To further cloud the ACNP issue, apparently there is another certification exam coming from the AACN

Notice that the ANCC describes ACNP this way:

"ACNPs use a collaborative model in their practice to provide direct services to acutely, critically or chronically ill adult patients in a variety of settings."

While the AACN describes it this way:

"AACN Certification Corporation is now developing an Acute Care Nurse Practitioner certification exam, which is aligned with our mission to provide comprehensive credentialing for nurses to ensure their practice is consistent with established standards of excellence in caring for acutely and critically ill patients and their families."

They will also be publishing their own set of scope of practice rules seperately. So you will have two organizations certifying the same title (ACNP) with different definitions of the job and different scope of practices.

Pretty confusing.

David Carpenter, PA-C

Specializes in ACNP-BC, Adult Critical Care, Cardiology.

There's still a lot of work to be done.
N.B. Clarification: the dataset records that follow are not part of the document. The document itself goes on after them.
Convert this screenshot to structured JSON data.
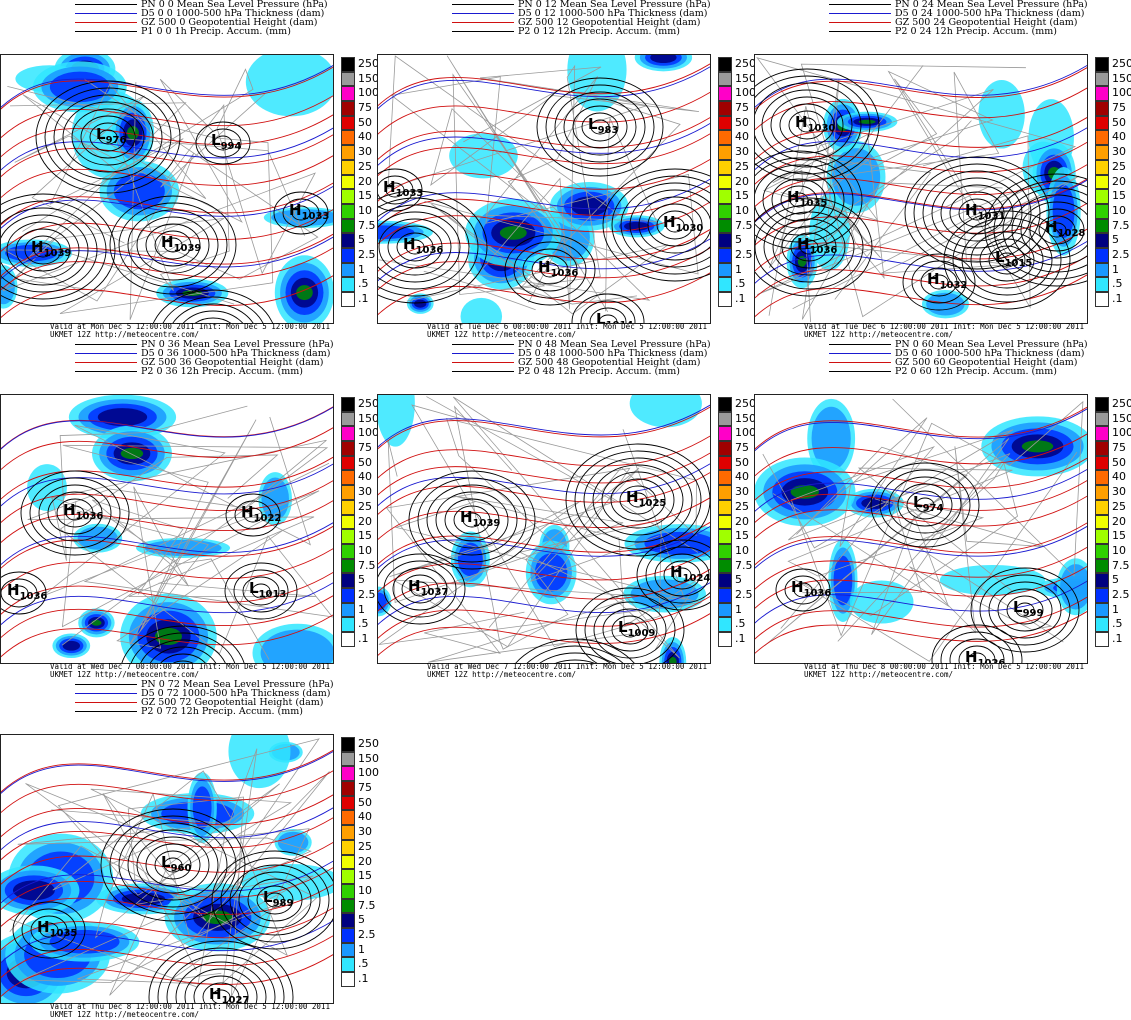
{
  "colorbar": {
    "levels": [
      "250",
      "150",
      "100",
      "75",
      "50",
      "40",
      "30",
      "25",
      "20",
      "15",
      "10",
      "7.5",
      "5",
      "2.5",
      "1",
      ".5",
      ".1"
    ],
    "colors": [
      "#000000",
      "#9a9a9a",
      "#ff00c8",
      "#a00000",
      "#e00000",
      "#ff6a00",
      "#ff9f00",
      "#ffd000",
      "#f0ff00",
      "#a0ff00",
      "#30d000",
      "#008c00",
      "#000080",
      "#0030ff",
      "#1a98ff",
      "#30e6ff",
      "#ffffff"
    ]
  },
  "colors": {
    "mslp": "#000000",
    "thickness": "#1a1ad0",
    "height": "#d01010",
    "coast": "#9a9a9a"
  },
  "panels": [
    {
      "legend": [
        "PN 0 0 Mean Sea Level Pressure (hPa)",
        "D5 0 0 1000-500 hPa Thickness (dam)",
        "GZ 500 0 Geopotential Height (dam)",
        "P1 0 0 1h Precip. Accum. (mm)"
      ],
      "valid": "Valid at Mon Dec  5 12:00:00 2011 Init: Mon Dec  5 12:00:00 2011",
      "model": "UKMET 12Z http://meteocentre.com/",
      "centers": [
        [
          "L",
          "976"
        ],
        [
          "L",
          "994"
        ],
        [
          "H",
          "1033"
        ],
        [
          "H",
          "1039"
        ],
        [
          "H",
          "1039"
        ],
        [
          "L",
          "1011"
        ]
      ]
    },
    {
      "legend": [
        "PN 0 12 Mean Sea Level Pressure (hPa)",
        "D5 0 12 1000-500 hPa Thickness (dam)",
        "GZ 500 12 Geopotential Height (dam)",
        "P2 0 12 12h Precip. Accum. (mm)"
      ],
      "valid": "Valid at Tue Dec  6 00:00:00 2011 Init: Mon Dec  5 12:00:00 2011",
      "model": "UKMET 12Z http://meteocentre.com/",
      "centers": [
        [
          "L",
          "983"
        ],
        [
          "H",
          "1033"
        ],
        [
          "H",
          "1030"
        ],
        [
          "H",
          "1036"
        ],
        [
          "H",
          "1036"
        ],
        [
          "L",
          "1014"
        ]
      ]
    },
    {
      "legend": [
        "PN 0 24 Mean Sea Level Pressure (hPa)",
        "D5 0 24 1000-500 hPa Thickness (dam)",
        "GZ 500 24 Geopotential Height (dam)",
        "P2 0 24 12h Precip. Accum. (mm)"
      ],
      "valid": "Valid at Tue Dec  6 12:00:00 2011 Init: Mon Dec  5 12:00:00 2011",
      "model": "UKMET 12Z http://meteocentre.com/",
      "centers": [
        [
          "H",
          "1030"
        ],
        [
          "H",
          "1035"
        ],
        [
          "H",
          "1031"
        ],
        [
          "H",
          "1028"
        ],
        [
          "H",
          "1036"
        ],
        [
          "L",
          "1015"
        ],
        [
          "H",
          "1032"
        ]
      ]
    },
    {
      "legend": [
        "PN 0 36 Mean Sea Level Pressure (hPa)",
        "D5 0 36 1000-500 hPa Thickness (dam)",
        "GZ 500 36 Geopotential Height (dam)",
        "P2 0 36 12h Precip. Accum. (mm)"
      ],
      "valid": "Valid at Wed Dec  7 00:00:00 2011 Init: Mon Dec  5 12:00:00 2011",
      "model": "UKMET 12Z http://meteocentre.com/",
      "centers": [
        [
          "H",
          "1036"
        ],
        [
          "H",
          "1022"
        ],
        [
          "H",
          "1036"
        ],
        [
          "L",
          "1013"
        ],
        [
          "H",
          "1029"
        ]
      ]
    },
    {
      "legend": [
        "PN 0 48 Mean Sea Level Pressure (hPa)",
        "D5 0 48 1000-500 hPa Thickness (dam)",
        "GZ 500 48 Geopotential Height (dam)",
        "P2 0 48 12h Precip. Accum. (mm)"
      ],
      "valid": "Valid at Wed Dec  7 12:00:00 2011 Init: Mon Dec  5 12:00:00 2011",
      "model": "UKMET 12Z http://meteocentre.com/",
      "centers": [
        [
          "H",
          "1025"
        ],
        [
          "H",
          "1039"
        ],
        [
          "H",
          "1024"
        ],
        [
          "H",
          "1037"
        ],
        [
          "L",
          "1009"
        ],
        [
          "H",
          "1029"
        ]
      ]
    },
    {
      "legend": [
        "PN 0 60 Mean Sea Level Pressure (hPa)",
        "D5 0 60 1000-500 hPa Thickness (dam)",
        "GZ 500 60 Geopotential Height (dam)",
        "P2 0 60 12h Precip. Accum. (mm)"
      ],
      "valid": "Valid at Thu Dec  8 00:00:00 2011 Init: Mon Dec  5 12:00:00 2011",
      "model": "UKMET 12Z http://meteocentre.com/",
      "centers": [
        [
          "L",
          "974"
        ],
        [
          "H",
          "1036"
        ],
        [
          "L",
          "999"
        ],
        [
          "H",
          "1026"
        ]
      ]
    },
    {
      "legend": [
        "PN 0 72 Mean Sea Level Pressure (hPa)",
        "D5 0 72 1000-500 hPa Thickness (dam)",
        "GZ 500 72 Geopotential Height (dam)",
        "P2 0 72 12h Precip. Accum. (mm)"
      ],
      "valid": "Valid at Thu Dec  8 12:00:00 2011 Init: Mon Dec  5 12:00:00 2011",
      "model": "UKMET 12Z http://meteocentre.com/",
      "centers": [
        [
          "L",
          "960"
        ],
        [
          "H",
          "1035"
        ],
        [
          "L",
          "989"
        ],
        [
          "H",
          "1027"
        ]
      ]
    }
  ]
}
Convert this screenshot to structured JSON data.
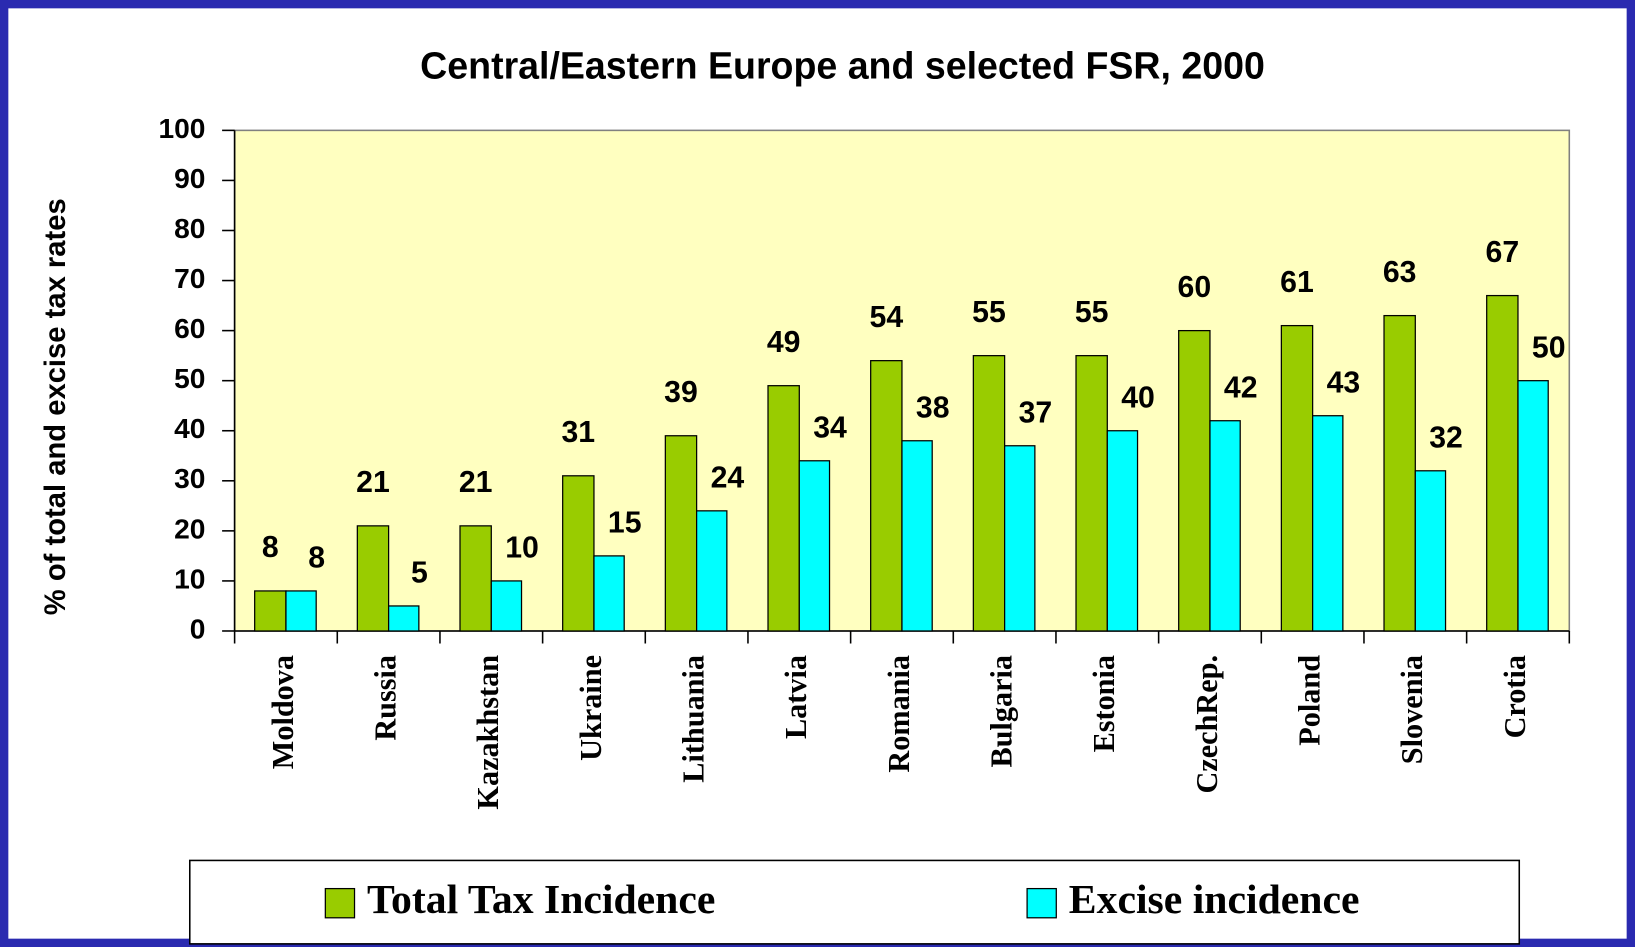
{
  "chart_data": {
    "type": "bar",
    "title": "Central/Eastern Europe and selected FSR, 2000",
    "y_label": "% of total and excise tax rates",
    "categories": [
      "Moldova",
      "Russia",
      "Kazakhstan",
      "Ukraine",
      "Lithuania",
      "Latvia",
      "Romania",
      "Bulgaria",
      "Estonia",
      "CzechRep.",
      "Poland",
      "Slovenia",
      "Crotia"
    ],
    "series": [
      {
        "name": "Total Tax Incidence",
        "color": "#99cc00",
        "values": [
          8,
          21,
          21,
          31,
          39,
          49,
          54,
          55,
          55,
          60,
          61,
          63,
          67
        ]
      },
      {
        "name": "Excise incidence",
        "color": "#00ffff",
        "values": [
          8,
          5,
          10,
          15,
          24,
          34,
          38,
          37,
          40,
          42,
          43,
          32,
          50
        ]
      }
    ],
    "ylim": [
      0,
      100
    ],
    "yticks": [
      0,
      10,
      20,
      30,
      40,
      50,
      60,
      70,
      80,
      90,
      100
    ],
    "plot_background": "#ffffc0",
    "legend": "bottom"
  }
}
The NP role is young and still evolving. It doesn't help that nursing fields have earned the notorious distinction of being divided in many respects. The one thing nursing prides itself in is our commitment to the patient as a whole human being. That always saves us. I don't know the ultimate solution to all these confusion - maybe the DNP, maybe combined programs, time will tell.

I myself am questioning why AACN is coming up with a new and improved ACNP board exam. AACN and ANCC used to jointly administer the exam way back and the relationship split because of difference in opinions about the role to begin with. It hurts my head thinking about it.

Specializes in Accepted...Master's Entry Program, 2008!.
.....

I myself am questioning why AACN is coming up with a new and improved ACNP board exam. AACN and ANCC used to jointly administer the exam way back and the relationship split because of difference in opinions about the role to begin with. It hurts my head thinking about it.

Once again, if it hurts your head and you ARE ACNP, imagine the confusion to those of us who are just looking into getting trained as ACNP, and cannot get a straight answer about what they can or cannot do.